Recipe By deliciousbali
Published Jun 8th
Prep 20m Cook 20m Additional - Ready In 40m
Servings 4 servings Calories 660.8

Delicious pasta recipe with fennel, zucchini, and prawns in tomato sauce. Recipe is also good with octopus instead of prawns.

Recipe Ingredients

  • 1 (16 ounce) package conchiglie(seashell) pasta
  • 2 tablespoons olive oil, divided
  • 1 large fennel bulb, cut into thin strips
  • 1 zucchini, halved lengthwise and sliced
  • 1 stalk celery with leaves, sliced
  • 4 shallots, cut into thin strips
  • 3 cloves garlic, sliced thin
  • 1 red chile pepper, sliced thin
  • 15 prawns, or more to taste, peeled and deveined
  • 1 (14 ounce) can tomato puree
  • 1 teaspoon fennel seed
  • salt and freshly ground black pepper to taste

Cooking Directions

  1. 1 Bring a large pot of lightly salted water to a boil. Cook pasta in the boiling water, stirring occasionally until cooked through but firm to the bite, about 10 minutes; drain, reserving 3 tablespoons of the water.
  2. 2 Heat 1 tablespoon olive oil in large skillet or wok over medium-high heat. Saute fennel, zucchini, celery, shallots, garlic, and red pepper in hot oil until fragrant, 1 to 2 minutes; add prawns and continue to cook until prawns have changed color, about 1 minute per side.
  3. 3 Pour tomato puree over the vegetables; add fennel seed and stir. Bring mixture to a simmer and cook until the vegetables are slightly tender, 5 to 7 minutes. Stir reserved water from boiling the pasta into the sauce mixture. Season sauce with salt and freshly ground black pepper. Pour sauce and vegetable mixture over the drained pasta, add 1 tablespoon olive oil, and stir to coat.

Nutrition Facts

  • Calories 660.8
  • Carbohydrate 115.3 g
  • Cholesterol 66.8 mg
  • Fat 10.4 g
  • Fiber 11.7 g
  • Protein 28.6 g
  • Saturated Fat 1.6 g
  • Sodium 553.4 mg
  • Sugar 9.4 g

Chef's Notes

I used Vannamei prawns and a yellow zucchini to add more colors to the dish; Two small fennel bulbs can be used in place of one large.

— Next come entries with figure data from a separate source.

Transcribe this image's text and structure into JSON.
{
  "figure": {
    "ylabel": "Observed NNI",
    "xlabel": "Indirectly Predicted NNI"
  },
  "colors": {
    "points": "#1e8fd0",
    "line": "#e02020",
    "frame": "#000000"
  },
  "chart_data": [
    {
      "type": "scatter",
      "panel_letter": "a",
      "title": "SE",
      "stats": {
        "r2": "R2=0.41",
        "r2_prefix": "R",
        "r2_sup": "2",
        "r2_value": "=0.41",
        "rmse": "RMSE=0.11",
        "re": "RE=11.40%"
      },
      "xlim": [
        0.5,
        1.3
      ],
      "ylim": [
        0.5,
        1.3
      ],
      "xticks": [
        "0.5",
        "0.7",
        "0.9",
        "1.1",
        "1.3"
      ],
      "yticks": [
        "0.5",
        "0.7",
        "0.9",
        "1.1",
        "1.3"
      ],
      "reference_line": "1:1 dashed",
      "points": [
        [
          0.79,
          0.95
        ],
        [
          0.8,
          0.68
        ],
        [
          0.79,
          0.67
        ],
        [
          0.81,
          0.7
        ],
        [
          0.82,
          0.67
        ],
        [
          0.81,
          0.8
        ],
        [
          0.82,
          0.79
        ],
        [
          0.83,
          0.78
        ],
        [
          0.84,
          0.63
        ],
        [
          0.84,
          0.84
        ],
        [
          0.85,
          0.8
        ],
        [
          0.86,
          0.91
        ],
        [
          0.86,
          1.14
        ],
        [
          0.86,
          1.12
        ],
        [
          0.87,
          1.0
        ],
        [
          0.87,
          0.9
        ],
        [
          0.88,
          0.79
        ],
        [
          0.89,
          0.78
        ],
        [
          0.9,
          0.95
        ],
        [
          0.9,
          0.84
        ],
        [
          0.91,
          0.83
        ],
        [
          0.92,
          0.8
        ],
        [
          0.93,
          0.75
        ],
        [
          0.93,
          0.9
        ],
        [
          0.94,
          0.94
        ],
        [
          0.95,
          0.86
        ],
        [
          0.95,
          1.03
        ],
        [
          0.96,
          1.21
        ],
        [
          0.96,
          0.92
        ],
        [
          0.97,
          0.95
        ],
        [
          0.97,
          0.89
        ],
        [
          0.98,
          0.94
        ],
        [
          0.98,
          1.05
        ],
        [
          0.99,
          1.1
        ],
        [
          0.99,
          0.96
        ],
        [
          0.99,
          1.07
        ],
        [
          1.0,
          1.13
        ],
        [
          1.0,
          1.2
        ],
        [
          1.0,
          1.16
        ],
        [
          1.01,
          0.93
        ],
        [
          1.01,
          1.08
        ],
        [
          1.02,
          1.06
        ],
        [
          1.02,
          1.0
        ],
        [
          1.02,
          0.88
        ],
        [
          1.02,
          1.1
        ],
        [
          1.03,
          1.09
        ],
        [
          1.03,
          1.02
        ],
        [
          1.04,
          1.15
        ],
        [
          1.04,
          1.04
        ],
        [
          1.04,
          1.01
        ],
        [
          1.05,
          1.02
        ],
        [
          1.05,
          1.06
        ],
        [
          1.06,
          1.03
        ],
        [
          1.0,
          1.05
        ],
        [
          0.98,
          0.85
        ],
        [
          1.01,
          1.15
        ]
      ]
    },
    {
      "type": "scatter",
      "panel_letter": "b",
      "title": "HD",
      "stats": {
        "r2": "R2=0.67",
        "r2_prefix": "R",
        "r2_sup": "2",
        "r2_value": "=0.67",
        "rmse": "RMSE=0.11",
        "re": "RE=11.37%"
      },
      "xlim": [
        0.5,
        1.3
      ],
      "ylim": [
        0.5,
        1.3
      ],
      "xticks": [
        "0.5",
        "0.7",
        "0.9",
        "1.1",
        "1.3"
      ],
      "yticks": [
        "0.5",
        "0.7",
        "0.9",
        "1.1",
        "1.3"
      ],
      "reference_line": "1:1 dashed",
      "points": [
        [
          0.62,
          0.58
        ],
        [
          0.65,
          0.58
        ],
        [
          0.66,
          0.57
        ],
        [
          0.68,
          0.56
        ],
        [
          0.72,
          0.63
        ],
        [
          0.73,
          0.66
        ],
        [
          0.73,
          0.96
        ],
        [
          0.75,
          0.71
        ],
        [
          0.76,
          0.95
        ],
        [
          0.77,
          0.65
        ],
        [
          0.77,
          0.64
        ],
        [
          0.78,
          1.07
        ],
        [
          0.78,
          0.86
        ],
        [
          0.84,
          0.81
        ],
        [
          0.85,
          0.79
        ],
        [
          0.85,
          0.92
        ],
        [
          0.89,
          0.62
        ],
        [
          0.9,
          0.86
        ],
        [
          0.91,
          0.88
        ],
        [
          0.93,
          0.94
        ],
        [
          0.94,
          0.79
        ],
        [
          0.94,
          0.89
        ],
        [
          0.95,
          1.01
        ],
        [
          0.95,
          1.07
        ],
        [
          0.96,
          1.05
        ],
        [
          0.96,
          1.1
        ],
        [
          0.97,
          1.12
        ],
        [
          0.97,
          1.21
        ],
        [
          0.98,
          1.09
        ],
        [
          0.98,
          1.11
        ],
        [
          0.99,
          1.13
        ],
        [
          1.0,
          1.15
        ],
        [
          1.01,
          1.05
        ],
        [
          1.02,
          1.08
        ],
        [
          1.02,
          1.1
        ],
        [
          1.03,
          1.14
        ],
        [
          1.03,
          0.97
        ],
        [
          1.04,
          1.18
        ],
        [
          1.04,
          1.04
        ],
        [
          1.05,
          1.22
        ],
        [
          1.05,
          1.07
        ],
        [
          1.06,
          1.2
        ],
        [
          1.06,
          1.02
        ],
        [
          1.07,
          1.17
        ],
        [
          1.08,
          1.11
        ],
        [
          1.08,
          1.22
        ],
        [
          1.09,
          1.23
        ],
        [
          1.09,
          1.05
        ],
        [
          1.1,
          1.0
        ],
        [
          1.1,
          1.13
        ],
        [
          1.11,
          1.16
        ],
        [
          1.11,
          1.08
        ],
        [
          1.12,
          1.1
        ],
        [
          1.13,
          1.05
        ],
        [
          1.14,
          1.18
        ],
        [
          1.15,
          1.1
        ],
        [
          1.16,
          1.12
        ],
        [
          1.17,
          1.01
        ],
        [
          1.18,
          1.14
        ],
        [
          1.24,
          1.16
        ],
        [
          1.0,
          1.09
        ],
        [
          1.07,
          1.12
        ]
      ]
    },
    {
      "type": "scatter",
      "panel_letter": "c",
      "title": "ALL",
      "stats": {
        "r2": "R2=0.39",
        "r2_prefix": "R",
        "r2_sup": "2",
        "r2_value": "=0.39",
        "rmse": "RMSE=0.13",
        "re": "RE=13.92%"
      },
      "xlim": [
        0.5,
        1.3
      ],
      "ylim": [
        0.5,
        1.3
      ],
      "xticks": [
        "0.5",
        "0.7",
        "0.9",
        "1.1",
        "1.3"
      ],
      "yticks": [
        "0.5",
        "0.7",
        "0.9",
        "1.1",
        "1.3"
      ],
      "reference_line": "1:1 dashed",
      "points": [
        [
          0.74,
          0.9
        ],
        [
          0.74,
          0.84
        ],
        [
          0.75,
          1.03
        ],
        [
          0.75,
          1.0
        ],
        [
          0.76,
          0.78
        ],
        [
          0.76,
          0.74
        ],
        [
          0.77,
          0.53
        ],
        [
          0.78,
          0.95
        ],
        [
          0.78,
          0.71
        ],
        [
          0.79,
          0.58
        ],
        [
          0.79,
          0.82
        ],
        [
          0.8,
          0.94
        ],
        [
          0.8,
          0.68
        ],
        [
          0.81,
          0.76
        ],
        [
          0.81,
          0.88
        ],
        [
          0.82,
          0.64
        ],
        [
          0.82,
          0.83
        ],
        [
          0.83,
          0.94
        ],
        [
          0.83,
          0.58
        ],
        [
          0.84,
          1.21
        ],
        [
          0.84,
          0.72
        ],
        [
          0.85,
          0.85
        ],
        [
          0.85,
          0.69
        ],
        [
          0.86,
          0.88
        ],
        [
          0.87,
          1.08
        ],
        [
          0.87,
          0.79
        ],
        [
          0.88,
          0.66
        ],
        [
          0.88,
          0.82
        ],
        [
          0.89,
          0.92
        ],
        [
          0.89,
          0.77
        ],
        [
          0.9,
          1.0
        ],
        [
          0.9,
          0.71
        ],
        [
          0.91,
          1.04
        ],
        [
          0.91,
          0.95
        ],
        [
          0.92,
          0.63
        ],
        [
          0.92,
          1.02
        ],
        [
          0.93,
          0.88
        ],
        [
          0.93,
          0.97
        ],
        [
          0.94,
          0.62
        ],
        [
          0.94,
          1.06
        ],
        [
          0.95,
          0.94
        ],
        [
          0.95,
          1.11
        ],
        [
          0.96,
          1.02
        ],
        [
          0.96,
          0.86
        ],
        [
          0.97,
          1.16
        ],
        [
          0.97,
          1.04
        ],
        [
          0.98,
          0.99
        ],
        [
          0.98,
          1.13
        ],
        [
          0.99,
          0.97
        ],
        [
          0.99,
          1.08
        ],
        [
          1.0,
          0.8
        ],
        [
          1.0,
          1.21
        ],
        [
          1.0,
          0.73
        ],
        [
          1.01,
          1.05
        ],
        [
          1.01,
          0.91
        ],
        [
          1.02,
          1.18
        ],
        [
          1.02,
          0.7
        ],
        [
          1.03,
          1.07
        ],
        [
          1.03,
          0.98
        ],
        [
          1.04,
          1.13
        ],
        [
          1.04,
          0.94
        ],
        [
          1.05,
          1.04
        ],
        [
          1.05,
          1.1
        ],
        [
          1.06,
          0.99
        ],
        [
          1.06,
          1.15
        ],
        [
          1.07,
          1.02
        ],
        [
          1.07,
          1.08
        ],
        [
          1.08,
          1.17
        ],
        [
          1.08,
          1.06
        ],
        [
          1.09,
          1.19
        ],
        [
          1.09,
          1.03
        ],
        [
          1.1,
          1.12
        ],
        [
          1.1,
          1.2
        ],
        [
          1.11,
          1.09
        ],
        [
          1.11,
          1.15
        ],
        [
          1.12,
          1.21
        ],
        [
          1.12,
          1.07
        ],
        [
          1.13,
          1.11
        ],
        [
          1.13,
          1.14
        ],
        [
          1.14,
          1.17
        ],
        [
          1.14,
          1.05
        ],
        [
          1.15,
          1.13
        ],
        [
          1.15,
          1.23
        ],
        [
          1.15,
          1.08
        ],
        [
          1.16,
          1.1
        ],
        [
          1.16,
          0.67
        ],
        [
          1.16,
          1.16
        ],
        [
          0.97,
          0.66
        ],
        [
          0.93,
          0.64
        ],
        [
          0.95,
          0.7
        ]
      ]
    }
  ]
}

  1. Had Fennel leftover in the fridge, prawns in the freezer, went and got the noodles. Very nice, I will make it again!!!!!
  2. AMAZING!!
  3. This was a nice change though maybe a bit heavy on the fresh fennel.
  4. Had fennel shrimp and shallots in the fridge. Substituted carrots for zuchinni; left out the celery; substituted sweet peppers and red chili flakes and used tomato paste water and chicken bouillon. A definite repeat.
  5. Terribly delicious:) Cooked it without fennel zucchini and shallot but added a little bit carrot to the vegetables still super yum!
  6. I made every effort to follow the recipe and measure ingredients. The only alterations I made were to substitute one regular onion for the shallots and canned petite tomatoes for the sauce. Easy to prepare and the vegetables were a great combination. Will make again.